Şimdi biz mesela... Sizin bu yasanız bir buçuk yıl önce çıkmış olsaydı Osman Şiban ve Servet Turgut haberini bilmiyor olacaktık; ki o haberi yapanlara da dava açtınız, tutukladınız ama o insanlar beraat ettiler. Neden? Çünkü hakikatti haberleri. Siz geçmişte Uğur Mumcuların ve diğer büyük gazetecilerin nasıl katledildiğini, nasıl karanlığa gömüldüğünü biliyorsunuz değil mi? Onlar da aynı taassup tarafından katledildiler. Hrant Dink'i katleden karanlık şimdi yeni gazetecilerin avına çıkmış durumda; yeni insanları, yeni basın mensuplarını katletmek için sırada bekliyor. Bugün dövmekle yetiniyor ama yarın cesaret bulursa, yarın işaret fişeğini alırsa inanıyorum ki gözünü kırpmadan insanların kanına elini koyacaktır. İşte sizin bu yasanız o insanları, o karanlık güçleri cesaretlendirecek, onların cüretini arttıracak ve yeni Uğur Mumcuların, yeni Ape Musaların, yeni Hrant Dinklerin katliamının önünü açacak bir yasadır.

Bu ülkede gazeteler bombalandı, bu ülkede gazete dağıtımcıları katledildi. Örneğin Özgür Gündem gazetesi bombalandı, onun gazete dağıtımcısı Ferhat Tepe katledildi ve daha niceleri katledildi ama bu ülkede basın hiç susmadı, hiç susmayacak.

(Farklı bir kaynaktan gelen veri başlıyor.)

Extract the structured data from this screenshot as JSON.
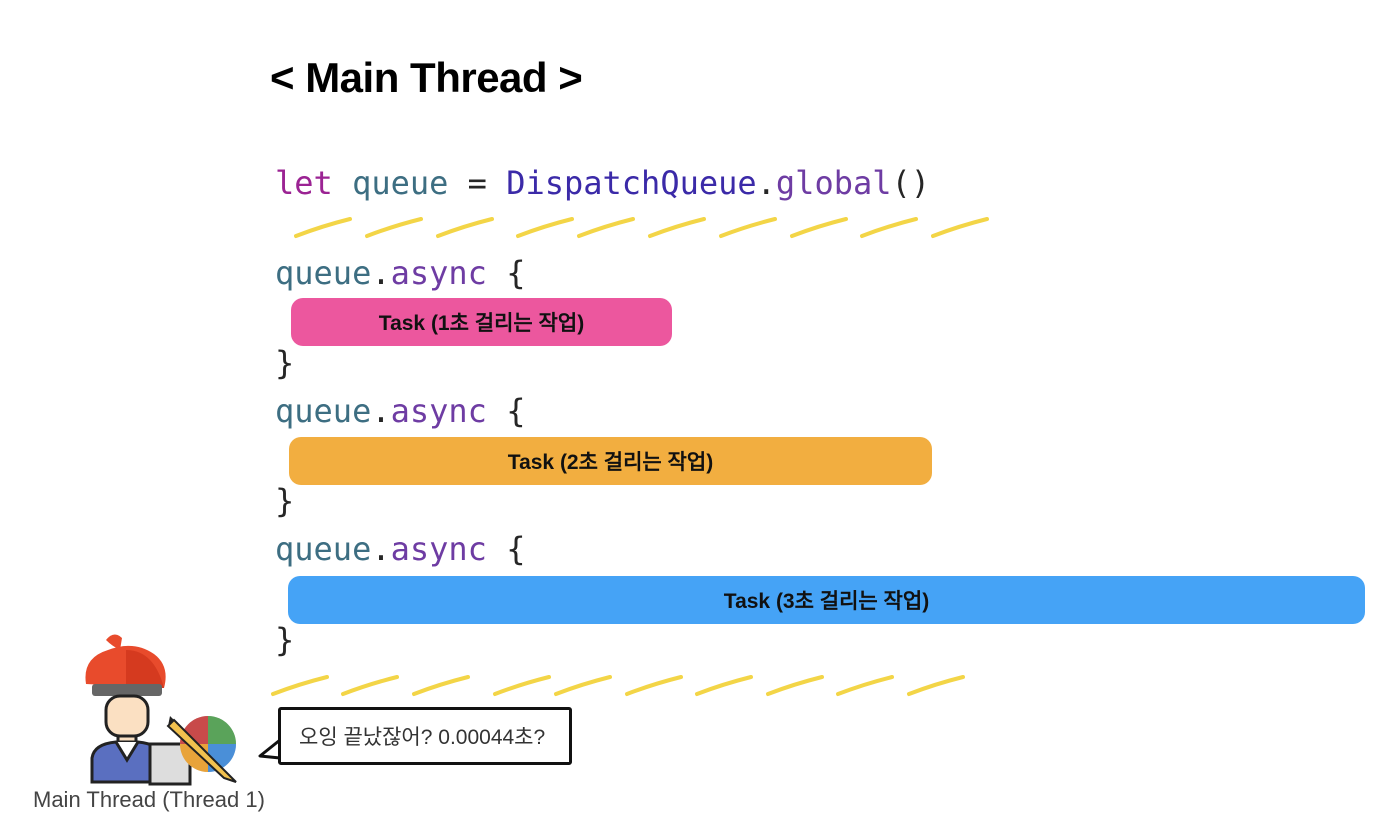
{
  "title": "< Main Thread >",
  "code": {
    "line1": {
      "kw": "let",
      "var": "queue",
      "eq": "=",
      "type": "DispatchQueue",
      "dot": ".",
      "method": "global",
      "paren": "()"
    },
    "async_block": {
      "var": "queue",
      "dot": ".",
      "method": "async",
      "open": "{",
      "close": "}"
    }
  },
  "tasks": [
    {
      "label": "Task (1초 걸리는 작업)",
      "color": "#ec579e"
    },
    {
      "label": "Task (2초 걸리는 작업)",
      "color": "#f2ae40"
    },
    {
      "label": "Task (3초 걸리는 작업)",
      "color": "#45a3f6"
    }
  ],
  "speech": "오잉 끝났잖어? 0.00044초?",
  "caption": "Main Thread (Thread 1)",
  "colors": {
    "dash": "#f3d547",
    "avatar_hat": "#e84b2c"
  }
}
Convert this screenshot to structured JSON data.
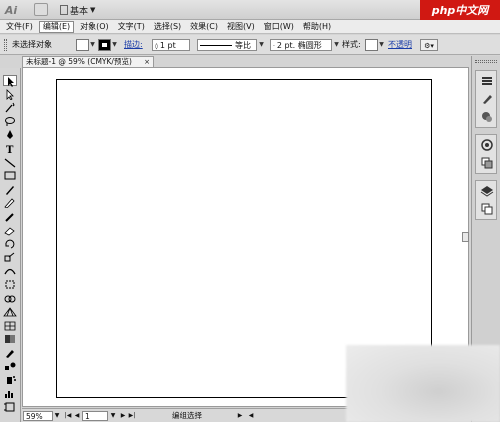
{
  "app_bar": {
    "workspace_label": "基本",
    "logo_icon": "ai-logo-icon",
    "bridge_icon": "bridge-icon",
    "watermark": "php中文网"
  },
  "menu": {
    "items": [
      {
        "label": "文件(F)",
        "active": false
      },
      {
        "label": "编辑(E)",
        "active": true
      },
      {
        "label": "对象(O)",
        "active": false
      },
      {
        "label": "文字(T)",
        "active": false
      },
      {
        "label": "选择(S)",
        "active": false
      },
      {
        "label": "效果(C)",
        "active": false
      },
      {
        "label": "视图(V)",
        "active": false
      },
      {
        "label": "窗口(W)",
        "active": false
      },
      {
        "label": "帮助(H)",
        "active": false
      }
    ]
  },
  "control": {
    "no_selection": "未选择对象",
    "stroke_label": "描边:",
    "stroke_weight": "1 pt",
    "profile_label": "等比",
    "brush_label": "2 pt. 椭圆形",
    "style_label": "样式:",
    "opacity_link": "不透明"
  },
  "document": {
    "tab_title": "未标题-1 @ 59% (CMYK/预览)",
    "close": "×"
  },
  "status": {
    "zoom": "59%",
    "page": "1",
    "tool_status": "编组选择"
  },
  "colors": {
    "artboard_border": "#000000",
    "canvas_bg": "#ffffff",
    "chrome_bg": "#d4d4d4",
    "watermark_bg": "#d01812"
  },
  "tools": [
    {
      "name": "selection-tool-icon",
      "selected": true
    },
    {
      "name": "direct-selection-tool-icon",
      "selected": false
    },
    {
      "name": "magic-wand-tool-icon",
      "selected": false
    },
    {
      "name": "lasso-tool-icon",
      "selected": false
    },
    {
      "name": "pen-tool-icon",
      "selected": false
    },
    {
      "name": "type-tool-icon",
      "selected": false
    },
    {
      "name": "line-segment-tool-icon",
      "selected": false
    },
    {
      "name": "rectangle-tool-icon",
      "selected": false
    },
    {
      "name": "paintbrush-tool-icon",
      "selected": false
    },
    {
      "name": "pencil-tool-icon",
      "selected": false
    },
    {
      "name": "blob-brush-tool-icon",
      "selected": false
    },
    {
      "name": "eraser-tool-icon",
      "selected": false
    },
    {
      "name": "rotate-tool-icon",
      "selected": false
    },
    {
      "name": "scale-tool-icon",
      "selected": false
    },
    {
      "name": "warp-tool-icon",
      "selected": false
    },
    {
      "name": "free-transform-tool-icon",
      "selected": false
    },
    {
      "name": "shape-builder-tool-icon",
      "selected": false
    },
    {
      "name": "perspective-grid-tool-icon",
      "selected": false
    },
    {
      "name": "mesh-tool-icon",
      "selected": false
    },
    {
      "name": "gradient-tool-icon",
      "selected": false
    },
    {
      "name": "eyedropper-tool-icon",
      "selected": false
    },
    {
      "name": "blend-tool-icon",
      "selected": false
    },
    {
      "name": "symbol-sprayer-tool-icon",
      "selected": false
    },
    {
      "name": "column-graph-tool-icon",
      "selected": false
    },
    {
      "name": "artboard-tool-icon",
      "selected": false
    }
  ]
}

Biz on altı saatlik mesaide oradaki, bir kısmı burada bulunan, hâlâ şu anda aramızda olan basın meslek kuruluşlarını dinledik.

BAŞKAN ABDULLAH GÜLER - Sayın Koçyiğit, tamamlıyoruz.

GÜLÜSTAN KILIÇ KOÇYİĞİT (Muş) - Toparlıyorum Sayın Başkan.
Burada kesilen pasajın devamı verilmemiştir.